Before we dig into whether or not shares look attractive today, let's first review how we got here. It's been quite a journey for Netflix shareholders over the last few years.
A volatile stock and a successful new product
If you think Netflix's 44% year-to-date gain is good, try zooming out to a 12-month look at the stock. Over the trailing 12 months, shares have more than doubled, rising about 108%. But here's what's even more wild: Even including this staggering gain over the last 12 months, shares are still down a total of 30% since the beginning of 2022.
Here's what happened.
In 2020, 2021, and some of 2022, Netflix seemed invincible. Subscriber growth was soaring, revenue was soaring, and operating margin was expanding. But the stock plummeted in 2022 as investors realized that the growth rates Netflix saw due to more people staying at home during the COVID-19 pandemic were quickly coming down to earth. Total paid subscribers in 2022, for instance, rose just 8% year over year.

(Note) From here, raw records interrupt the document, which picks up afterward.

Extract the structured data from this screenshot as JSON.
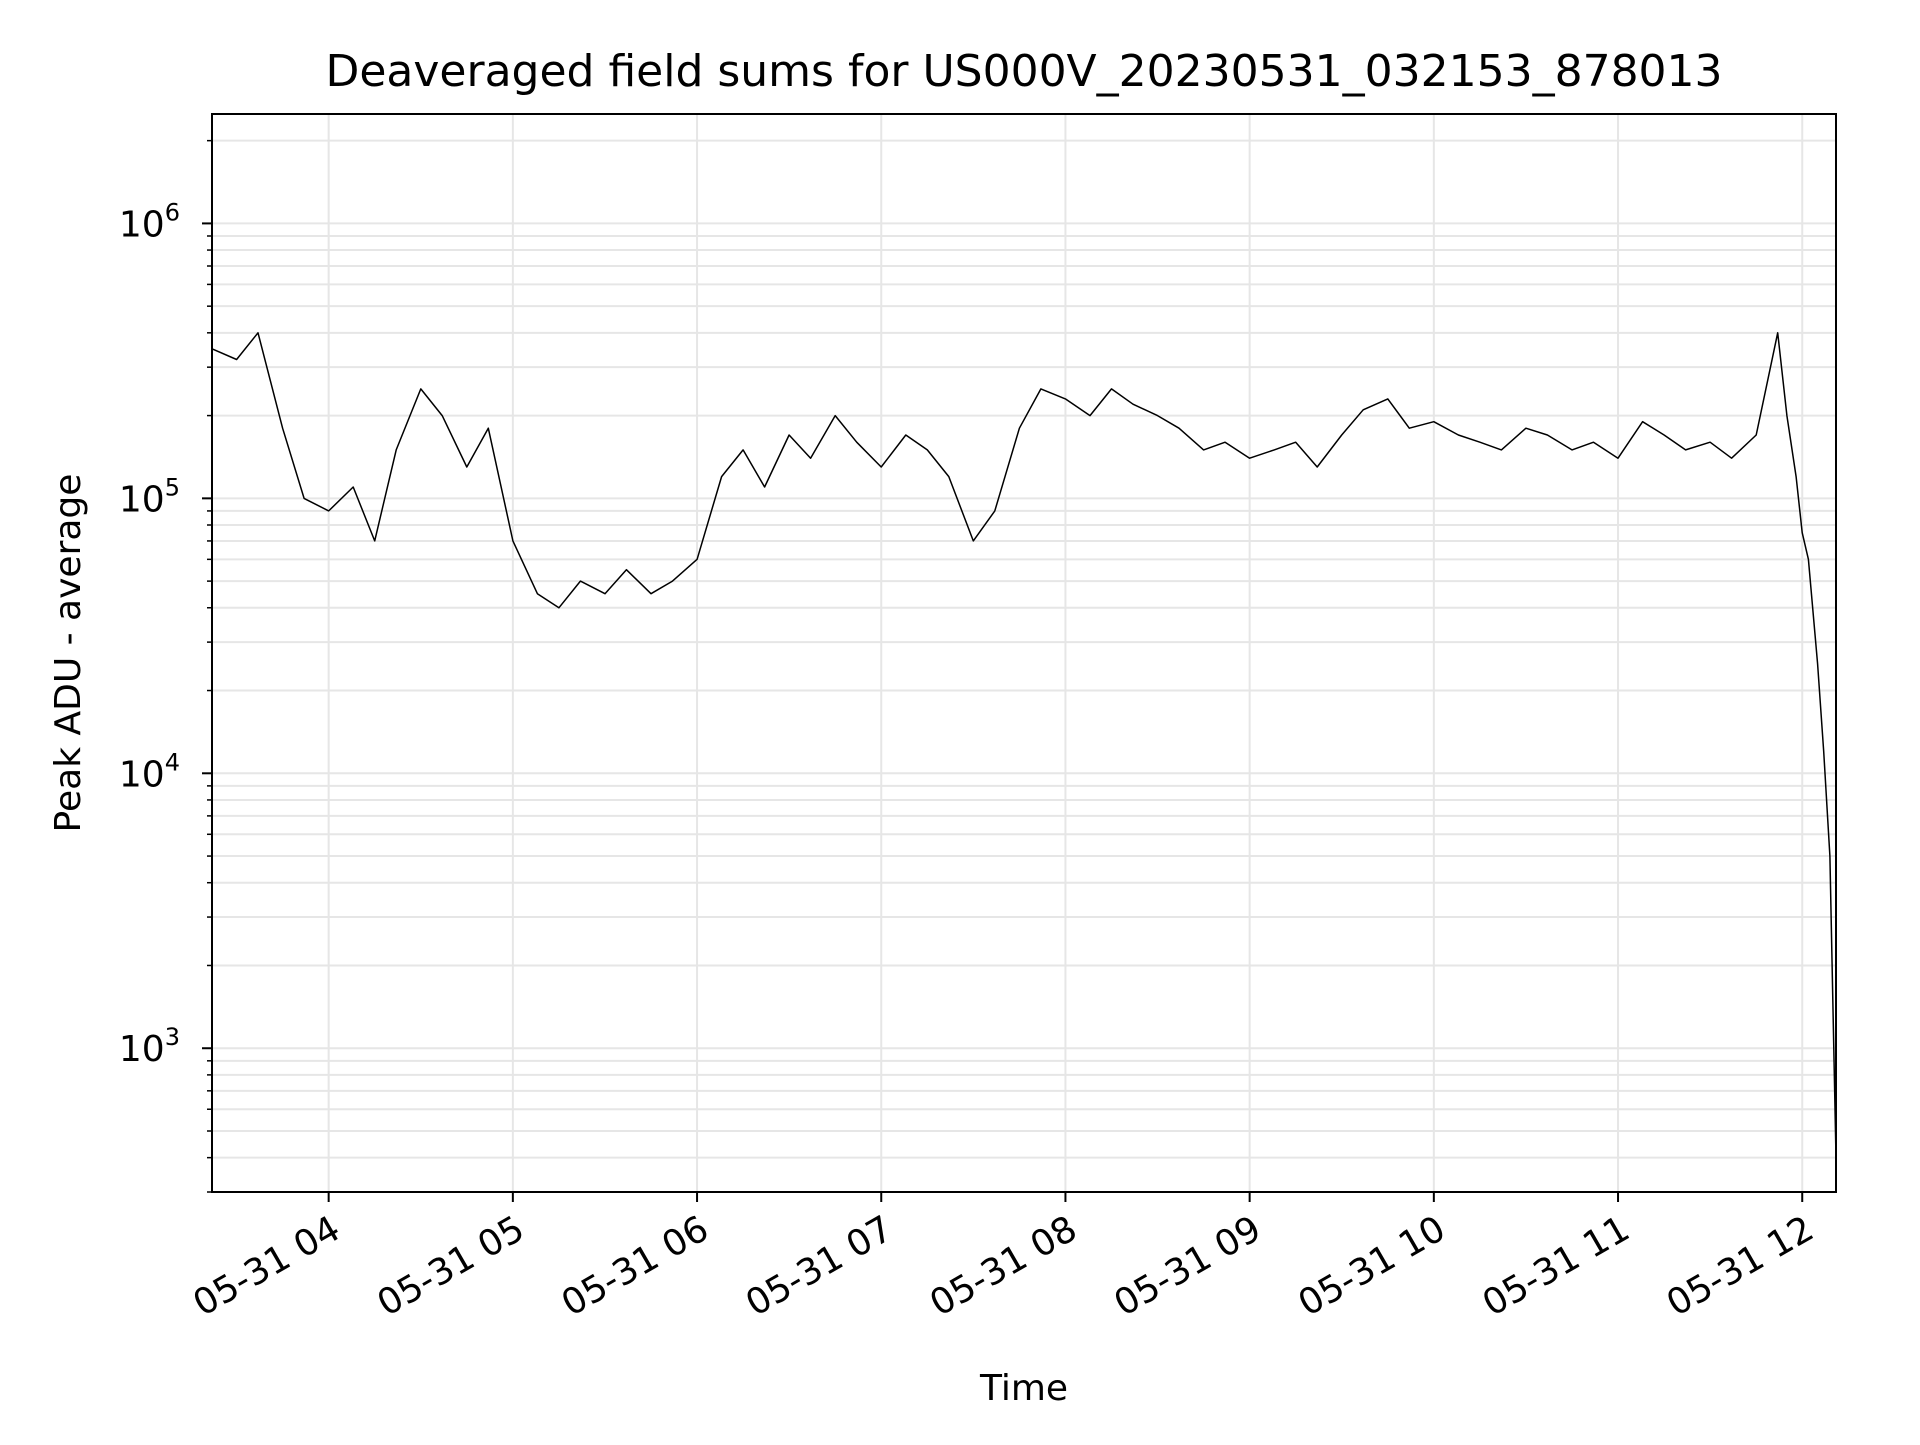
{
  "chart_data": {
    "type": "line",
    "title": "Deaveraged field sums for US000V_20230531_032153_878013",
    "xlabel": "Time",
    "ylabel": "Peak ADU - average",
    "yscale": "log",
    "ylim": [
      300,
      2500000
    ],
    "xlim": [
      "2023-05-31 03:22",
      "2023-05-31 12:11"
    ],
    "grid": true,
    "line_color": "#000000",
    "grid_color": "#e6e6e6",
    "x_ticks": [
      {
        "value": "2023-05-31 04:00",
        "label": "05-31 04"
      },
      {
        "value": "2023-05-31 05:00",
        "label": "05-31 05"
      },
      {
        "value": "2023-05-31 06:00",
        "label": "05-31 06"
      },
      {
        "value": "2023-05-31 07:00",
        "label": "05-31 07"
      },
      {
        "value": "2023-05-31 08:00",
        "label": "05-31 08"
      },
      {
        "value": "2023-05-31 09:00",
        "label": "05-31 09"
      },
      {
        "value": "2023-05-31 10:00",
        "label": "05-31 10"
      },
      {
        "value": "2023-05-31 11:00",
        "label": "05-31 11"
      },
      {
        "value": "2023-05-31 12:00",
        "label": "05-31 12"
      }
    ],
    "y_ticks": [
      {
        "value": 1000,
        "base": "10",
        "exp": "3"
      },
      {
        "value": 10000,
        "base": "10",
        "exp": "4"
      },
      {
        "value": 100000,
        "base": "10",
        "exp": "5"
      },
      {
        "value": 1000000,
        "base": "10",
        "exp": "6"
      }
    ],
    "series": [
      {
        "x": [
          "2023-05-31 03:22",
          "2023-05-31 03:30",
          "2023-05-31 03:37",
          "2023-05-31 03:45",
          "2023-05-31 03:52",
          "2023-05-31 04:00",
          "2023-05-31 04:08",
          "2023-05-31 04:15",
          "2023-05-31 04:22",
          "2023-05-31 04:30",
          "2023-05-31 04:37",
          "2023-05-31 04:45",
          "2023-05-31 04:52",
          "2023-05-31 05:00",
          "2023-05-31 05:08",
          "2023-05-31 05:15",
          "2023-05-31 05:22",
          "2023-05-31 05:30",
          "2023-05-31 05:37",
          "2023-05-31 05:45",
          "2023-05-31 05:52",
          "2023-05-31 06:00",
          "2023-05-31 06:08",
          "2023-05-31 06:15",
          "2023-05-31 06:22",
          "2023-05-31 06:30",
          "2023-05-31 06:37",
          "2023-05-31 06:45",
          "2023-05-31 06:52",
          "2023-05-31 07:00",
          "2023-05-31 07:08",
          "2023-05-31 07:15",
          "2023-05-31 07:22",
          "2023-05-31 07:30",
          "2023-05-31 07:37",
          "2023-05-31 07:45",
          "2023-05-31 07:52",
          "2023-05-31 08:00",
          "2023-05-31 08:08",
          "2023-05-31 08:15",
          "2023-05-31 08:22",
          "2023-05-31 08:30",
          "2023-05-31 08:37",
          "2023-05-31 08:45",
          "2023-05-31 08:52",
          "2023-05-31 09:00",
          "2023-05-31 09:08",
          "2023-05-31 09:15",
          "2023-05-31 09:22",
          "2023-05-31 09:30",
          "2023-05-31 09:37",
          "2023-05-31 09:45",
          "2023-05-31 09:52",
          "2023-05-31 10:00",
          "2023-05-31 10:08",
          "2023-05-31 10:15",
          "2023-05-31 10:22",
          "2023-05-31 10:30",
          "2023-05-31 10:37",
          "2023-05-31 10:45",
          "2023-05-31 10:52",
          "2023-05-31 11:00",
          "2023-05-31 11:08",
          "2023-05-31 11:15",
          "2023-05-31 11:22",
          "2023-05-31 11:30",
          "2023-05-31 11:37",
          "2023-05-31 11:45",
          "2023-05-31 11:52",
          "2023-05-31 11:55",
          "2023-05-31 11:58",
          "2023-05-31 12:00",
          "2023-05-31 12:02",
          "2023-05-31 12:05",
          "2023-05-31 12:07",
          "2023-05-31 12:09",
          "2023-05-31 12:11"
        ],
        "y": [
          350000,
          320000,
          400000,
          180000,
          100000,
          90000,
          110000,
          70000,
          150000,
          250000,
          200000,
          130000,
          180000,
          70000,
          45000,
          40000,
          50000,
          45000,
          55000,
          45000,
          50000,
          60000,
          120000,
          150000,
          110000,
          170000,
          140000,
          200000,
          160000,
          130000,
          170000,
          150000,
          120000,
          70000,
          90000,
          180000,
          250000,
          230000,
          200000,
          250000,
          220000,
          200000,
          180000,
          150000,
          160000,
          140000,
          150000,
          160000,
          130000,
          170000,
          210000,
          230000,
          180000,
          190000,
          170000,
          160000,
          150000,
          180000,
          170000,
          150000,
          160000,
          140000,
          190000,
          170000,
          150000,
          160000,
          140000,
          170000,
          400000,
          200000,
          120000,
          75000,
          60000,
          25000,
          12000,
          5000,
          400
        ]
      }
    ]
  }
}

Meanwhile, revenue increased only 6% and earnings per share fell 11%. While investors were aware that the tough comparisons the company faced due to consumers staying at home more in 2021 would eventually fade into the background and higher growth rates would likely emerge, such a sharp and sudden pullback in earnings had investors questioning the stock's premium valuation.

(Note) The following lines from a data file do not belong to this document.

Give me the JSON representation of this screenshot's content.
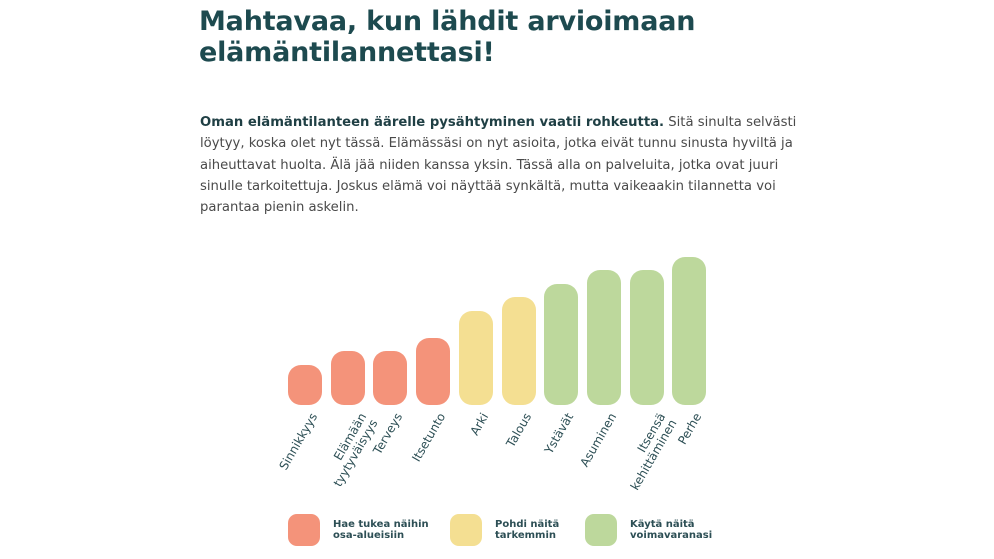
{
  "page": {
    "title": "Mahtavaa, kun lähdit arvioimaan elämäntilannettasi!",
    "intro_bold": "Oman elämäntilanteen äärelle pysähtyminen vaatii rohkeutta.",
    "intro_text": " Sitä sinulta selvästi löytyy, koska olet nyt tässä. Elämässäsi on nyt asioita, jotka eivät tunnu sinusta hyviltä ja aiheuttavat huolta. Älä jää niiden kanssa yksin. Tässä alla on palveluita, jotka ovat juuri sinulle tarkoitettuja. Joskus elämä voi näyttää synkältä, mutta vaikeaakin tilannetta voi parantaa pienin askelin."
  },
  "colors": {
    "red": "#f4937a",
    "yellow": "#f4df92",
    "green": "#bdd89c",
    "title": "#1d4a4f"
  },
  "chart_data": {
    "type": "bar",
    "categories": [
      "Sinnikkyys",
      "Elämään\ntyytyväisyys",
      "Terveys",
      "Itsetunto",
      "Arki",
      "Talous",
      "Ystävät",
      "Asuminen",
      "Itsensä\nkehittäminen",
      "Perhe"
    ],
    "values": [
      3,
      4,
      4,
      5,
      7,
      8,
      9,
      10,
      10,
      11
    ],
    "groups": [
      "red",
      "red",
      "red",
      "red",
      "yellow",
      "yellow",
      "green",
      "green",
      "green",
      "green"
    ],
    "ylim": [
      0,
      11
    ],
    "grid": false,
    "legend_placement": "bottom",
    "legend": [
      {
        "group": "red",
        "label": "Hae tukea näihin\nosa-alueisiin"
      },
      {
        "group": "yellow",
        "label": "Pohdi näitä\ntarkemmin"
      },
      {
        "group": "green",
        "label": "Käytä näitä\nvoimavaranasi"
      }
    ]
  }
}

But optimism started growing for the stock in mid-2022 when the streaming service company said it was going to launch an ad-supported tier on its platform. This move, of course, would add an entirely new revenue stream. Upbeat sentiment for the stock has grown since then as Netflix has revealed that its ad-supported tier is doing very well. Adding to the optimism, Netflix's growth rate in paid subscribers ticked higher in the first quarter after a string of consecutive quarters in which the growth rate was decelerating.
So, the company's recent execution does deserve a higher stock price. But the question is whether or not shares have appreciated too much.
Netflix stock valuation
Today, Netflix stock has a price-to-earnings ratio of 45. A premium valuation like this prices in substantial earnings growth for years to come. Fortunately, analysts are expecting exactly this. On average, analysts expect Netflix's earnings per share to increase at a rate of 22% annually over the next five years. But the problem is that Netflix's valuation is so robust that growth like this is already priced in. For this reason, it may be wise to view Netflix stock as a hold today rather than a buy.

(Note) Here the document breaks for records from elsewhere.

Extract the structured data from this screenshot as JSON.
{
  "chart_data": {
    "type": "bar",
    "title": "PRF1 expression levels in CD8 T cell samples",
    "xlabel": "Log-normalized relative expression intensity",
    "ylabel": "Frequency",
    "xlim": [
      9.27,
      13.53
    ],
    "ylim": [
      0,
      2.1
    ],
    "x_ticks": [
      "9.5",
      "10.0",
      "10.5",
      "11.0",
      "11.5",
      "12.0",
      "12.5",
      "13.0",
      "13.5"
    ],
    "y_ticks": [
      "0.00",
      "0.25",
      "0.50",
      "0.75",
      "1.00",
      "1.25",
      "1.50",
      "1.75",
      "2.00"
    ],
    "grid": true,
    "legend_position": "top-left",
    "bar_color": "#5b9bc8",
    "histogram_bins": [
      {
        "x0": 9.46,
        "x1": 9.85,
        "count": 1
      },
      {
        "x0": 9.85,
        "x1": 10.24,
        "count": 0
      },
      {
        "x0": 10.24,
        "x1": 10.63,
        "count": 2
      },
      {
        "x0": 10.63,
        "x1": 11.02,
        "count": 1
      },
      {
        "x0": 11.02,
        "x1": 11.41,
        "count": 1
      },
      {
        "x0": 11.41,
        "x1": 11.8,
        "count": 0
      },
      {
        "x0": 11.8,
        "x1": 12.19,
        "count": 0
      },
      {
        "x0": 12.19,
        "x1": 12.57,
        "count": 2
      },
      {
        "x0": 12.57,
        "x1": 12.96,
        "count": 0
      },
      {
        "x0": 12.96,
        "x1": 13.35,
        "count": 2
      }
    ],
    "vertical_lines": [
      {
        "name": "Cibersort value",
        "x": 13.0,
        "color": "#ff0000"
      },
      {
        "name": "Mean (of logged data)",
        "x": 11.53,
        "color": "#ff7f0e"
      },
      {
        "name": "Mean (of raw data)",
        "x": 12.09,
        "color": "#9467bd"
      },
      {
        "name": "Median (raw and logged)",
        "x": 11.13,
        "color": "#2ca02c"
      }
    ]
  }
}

One reason to be cautious about the stock is that it costs billions of dollars every year for companies to produce good content. In Netflix's case, it spends around $17 billion annually on content. High content costs like this are a risk because it's difficult to predict how much it will cost to produce good content five to 10 years from now. In addition, there's always a risk that some expensive content could flop. These are problems that have plagued the movie and TV show industry for years.
Of course, if Netflix's ad-supported tier grows faster than expected, helps offset content costs, and brings in materially more profits, there's a chance that the company could outperform expectations. This is why the stock is arguably a hold and not a sell.